Da mesma forma, desde que o Reino Unido retornou ao reporte semestral em 2014, algumas grandes companhias optaram por seguir reportando a cada trimestre, simplesmente porque o mercado demanda e premia a transparência.
Uma pesquisa feita pelo CFA Institute em 2019 — quando Trump trouxe a ideia em seu primeiro mandato — mostra que os investidores preferem as divulgações trimestrais às semestrais numa proporção de dois para um, mesmo se mudança resultasse em economia para as empresas.
“Os investidores querem pagar por isso, porque eles sabem que as informações são úteis para tomar decisões”, disse Sandy Peters, head de políticas de reporting da instituição.
O argumento de Trump para acabar com os balanços trimestrais é de redução de custos, mas principalmente que os gestores focariam mais no longo prazo — segundo o presidente, como faz a China, que olha “50 a 100 anos”.
A ideia de que o olho no curto prazo desincentiva investimentos mais estruturais é antiga. Mas a experiência já mostra que não há relação de causa e efeito entre a periodicidade de balanços e a disposição a investir.
O Reino Unido proporcionou um laboratório natural nesse sentido, porque em menos de uma década, mudou duas vezes a regra de reporte: em 2007, tornou obrigatória a divulgação trimestral, para retirá-la sete anos depois, em 2014.
Pesquisadores da Columbia Business School analisaram justamente esse ciclo e descobriram que não houve alteração significativa nos níveis de investimento ou ativos físicos das companhias, nem quando o reporte trimestral foi introduzido e nem quando foi abolido em 2014.

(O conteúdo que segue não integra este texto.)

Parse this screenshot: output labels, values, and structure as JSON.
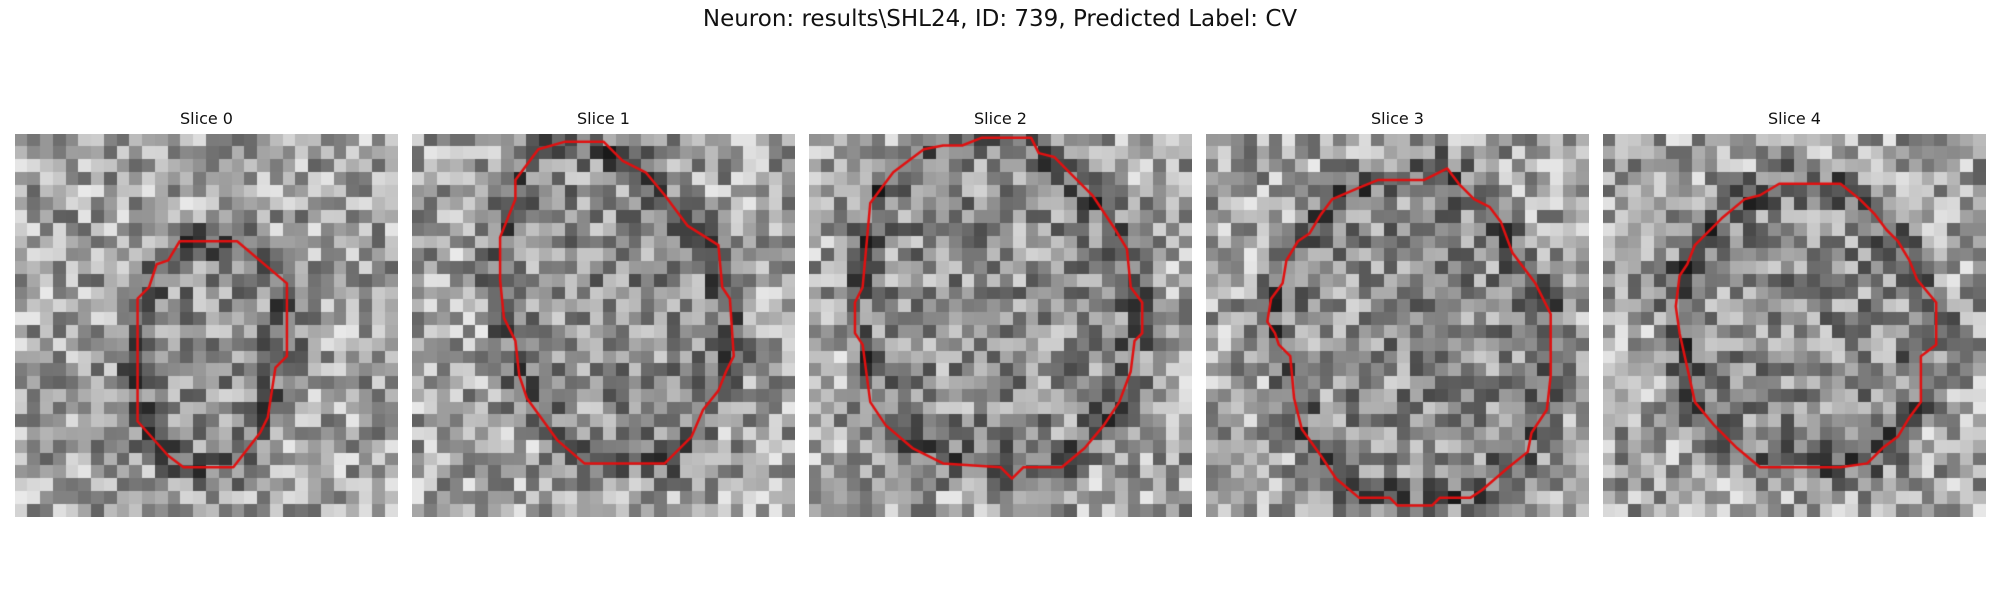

A cobertura de analistas, por outro lado, aumentou quanto a obrigação de balanços trimestrais foi introduzida e os erros de estimativas de lucros caíram. Em outras palavras: o custo de divulgação pode ser alto, mas tende a reduzir o custo de capital, já que os investidores pagam quando tem clareza de informações.
Em tempos de recordes nas bolsas americanas e em que o mercado está premiando quem mais investe, especialmente em inteligência artificial, é possível questionar a própria premissa de que os investidores são curto-prazistas. Na verdade, as grandes bolhas se formam quando o mercado coloca muita expectativa justamente no futuro.
Há ainda uma questão de finanças corporativas básicas: nem todo mundo deveria investir na mesma magnitude.
O ex-secretário do Tesouro americano, Larry Summers, desenhou em um artigo em 2019, na primeira ofensiva do presidente americano contra os balanços trimestrais:
“As companhias diferem em grande medida na qualidade de sua gestão. É natural que aquelas com melhor gestão e mais oportunidades vão reinvestir mais seus lucros e ganhar retornos mais altos ao longo do tempo. Inferir, como muitos advogados do curto prazismo vem fazendo, que isso prova que todas as empresas devem investir mais é se comprometer com a falácia óbvia de confundir correlação com causalidade”, escreveu.
A comparação com a China é o melhor termômetro do quão míope é o argumento. Primeiro, as companhias chinesas reportam trimestralmente. Segundo: a margem de lucro das grandes empresas listadas dos Estados Unidos está próxima de 14%, enquanto na China roda em torno de 8%, com excessos que resultaram em sobrecapacidade do mercado imobiliário ao industrial.
A diferença vem, obviamente, do investimento direcionado pelo Estado — uma ideia que cada vez mais apetece o mandatário americano.